Selain itu, beliau kelihatannya
sangat suka jalan-jalan ke sumber air panas.
“Suzufumi-kun, kamu pandai
memasak, iya ‘kan? Kamu bebas mau membagikannya dengan orang tuamu atau
teman-temanmu.”
“...Ya, serahkan saja pada
saya.”
Kalau
begitu, aku pamit dulu, wanita itu lantas kembali ke unit kamar
apartemennya.
Aku melewati kamar 809, berdiri
di depan unit kamar paling dalam, dan membunyikan bel.
Tidak ada jawaban dari dalam.
Yang jelas dia tidak ada di rumah. Sepertinya dia juga belum pulang hari ini. Aku
bergumam sembari menatap kotak yang ada di tanganku.
“…Orang yang paling ingin aku
beri makan sudah lama pergi.”
Sudah lima hari berlalu sejak
Yuzuki tidak pulang ke rumahnya.
Atau mungkin dia diam-diam
pulang saat aku sedang mengikuti pelajaran di sekolah.
Setelah hari konser, Yuzuki
menghilang dari pandanganku.
Bahkan jika aku mengiriminya
pesan, dia tidak membalasnya. Tentu saja, dia juga tidak mengangkat telepon
dariku.
Akun medsos-nya diperbarui secara
berkala dan dia juga muncul dalam program-program siaran langsung online.
Sepertinya dia tidak terlibat dalam insiden atau masalah apa pun.
Hanya ada satu kesimpulan yang
bisa diambil dari kejadian ini.
Yuzuki sedang menghindariku.
Aku tidak tahu apa penyebabnya.
Tidak, bukan berarti aku tidak
bisa memikirkan beberapa hal yang terlintas dalam pikiranku.

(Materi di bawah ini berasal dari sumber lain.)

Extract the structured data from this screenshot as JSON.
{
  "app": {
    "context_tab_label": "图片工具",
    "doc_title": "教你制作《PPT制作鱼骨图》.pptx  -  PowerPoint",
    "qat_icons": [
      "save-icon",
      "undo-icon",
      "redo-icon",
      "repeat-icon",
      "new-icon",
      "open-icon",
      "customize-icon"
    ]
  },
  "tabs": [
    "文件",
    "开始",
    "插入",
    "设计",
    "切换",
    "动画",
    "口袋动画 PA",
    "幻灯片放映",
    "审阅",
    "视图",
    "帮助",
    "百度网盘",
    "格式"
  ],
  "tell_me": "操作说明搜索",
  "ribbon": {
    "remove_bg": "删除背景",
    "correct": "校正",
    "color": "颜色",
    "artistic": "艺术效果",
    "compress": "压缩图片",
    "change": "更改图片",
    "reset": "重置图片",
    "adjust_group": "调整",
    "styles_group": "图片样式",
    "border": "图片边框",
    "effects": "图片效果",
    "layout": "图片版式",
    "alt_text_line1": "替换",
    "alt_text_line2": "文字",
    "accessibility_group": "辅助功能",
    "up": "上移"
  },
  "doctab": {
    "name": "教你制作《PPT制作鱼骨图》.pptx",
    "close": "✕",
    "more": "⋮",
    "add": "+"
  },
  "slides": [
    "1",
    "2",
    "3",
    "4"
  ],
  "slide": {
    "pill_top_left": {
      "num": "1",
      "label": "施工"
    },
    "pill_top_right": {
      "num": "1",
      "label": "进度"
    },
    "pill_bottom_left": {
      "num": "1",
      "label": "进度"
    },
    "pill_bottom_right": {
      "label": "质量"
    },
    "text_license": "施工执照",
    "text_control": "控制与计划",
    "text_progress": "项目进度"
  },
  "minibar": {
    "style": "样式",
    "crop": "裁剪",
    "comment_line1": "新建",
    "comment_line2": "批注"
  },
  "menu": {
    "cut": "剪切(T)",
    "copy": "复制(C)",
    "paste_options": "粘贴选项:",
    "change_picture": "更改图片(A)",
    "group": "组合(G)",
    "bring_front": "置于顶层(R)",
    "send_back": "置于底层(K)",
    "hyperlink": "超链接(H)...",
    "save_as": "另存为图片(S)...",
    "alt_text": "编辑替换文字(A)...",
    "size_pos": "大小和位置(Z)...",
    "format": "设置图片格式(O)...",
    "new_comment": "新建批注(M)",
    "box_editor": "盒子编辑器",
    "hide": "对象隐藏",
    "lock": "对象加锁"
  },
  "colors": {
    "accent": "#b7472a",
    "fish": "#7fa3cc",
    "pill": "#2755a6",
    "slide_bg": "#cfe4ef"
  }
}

Misalnya beberapa hari sebelum acara
konser. Kami meninggalkan sekolah berdampingan. Dari lift menuju apartemen,
kami saling berpegangan tangan hanya dengan satu jari kelingking. Pada hari acara
konser, aku memberinya bekal makan siang buatanku sendiri. Sebuah majalah
mingguan mungkin mengetahui informasi ini dan melaporkannya sebagai dugaan
hubungan percintaan. Yuzuki meninggalkan apartemen untuk menyembunyikan diri
dan memutuskan semua kontak denganku sesuai instruksi dari kantornya.
Namun, selama lima hari
terakhir, meski aku sudah menjelajahi beberapa majalah mingguan, berita internet,
dan bahkan forum anonim, aku tidak menemukan apa pun informasi yang mengungkap
kehidupan cinta Arisu Yuzuki.
Jika memang demikian, apa dia
hanya sibuk dengan pekerjaannya? Acara jumpa penggemarnya juga akan segera
diadakan, jadi dia pasti sibuk dengan persiapannya.
Aku mencoba mencari-cari alasan
untuk meyakinkan diriku sendiri, tapi aku tetap tidak bisa menerimanya dengan
jujur. Karena sesibuk apa pun Yuzuki dengan pekerjaannya, dia selalu
memberitahuku terlebih dahulu kapan dia akan menginap. Tidak peduli bagaimana
aku memikirkannya, rasanya sangat aneh dia tidak menghubungiku selama lima hari
berturut-turut.
Rasanya seolah-olah Yuzuki
benar-benar di luar jangkauanku. Sejak melihat penampilan heroiknya di konser
langsung, penampilan Yuzuki sebagai idol terus-menerus terlintas di dalam
benakku.
Aku secara naluriah menyadari
bahwa jika situasi ini terus berlanjut, masa depan yang menantiku adalah
kepunahan alami.
“...Yuzuki...”
Aku bukannya khawatir karena
tidak bisa bertemu Arisu Yuzuki sebagai Idol.
Aku hanya ingin bertemu Sasaki
Yuzuki.
☆ ☆ ☆
Keesokan paginya, aku menemukan
sosok yang tidak asing di depan gerbang sekolah.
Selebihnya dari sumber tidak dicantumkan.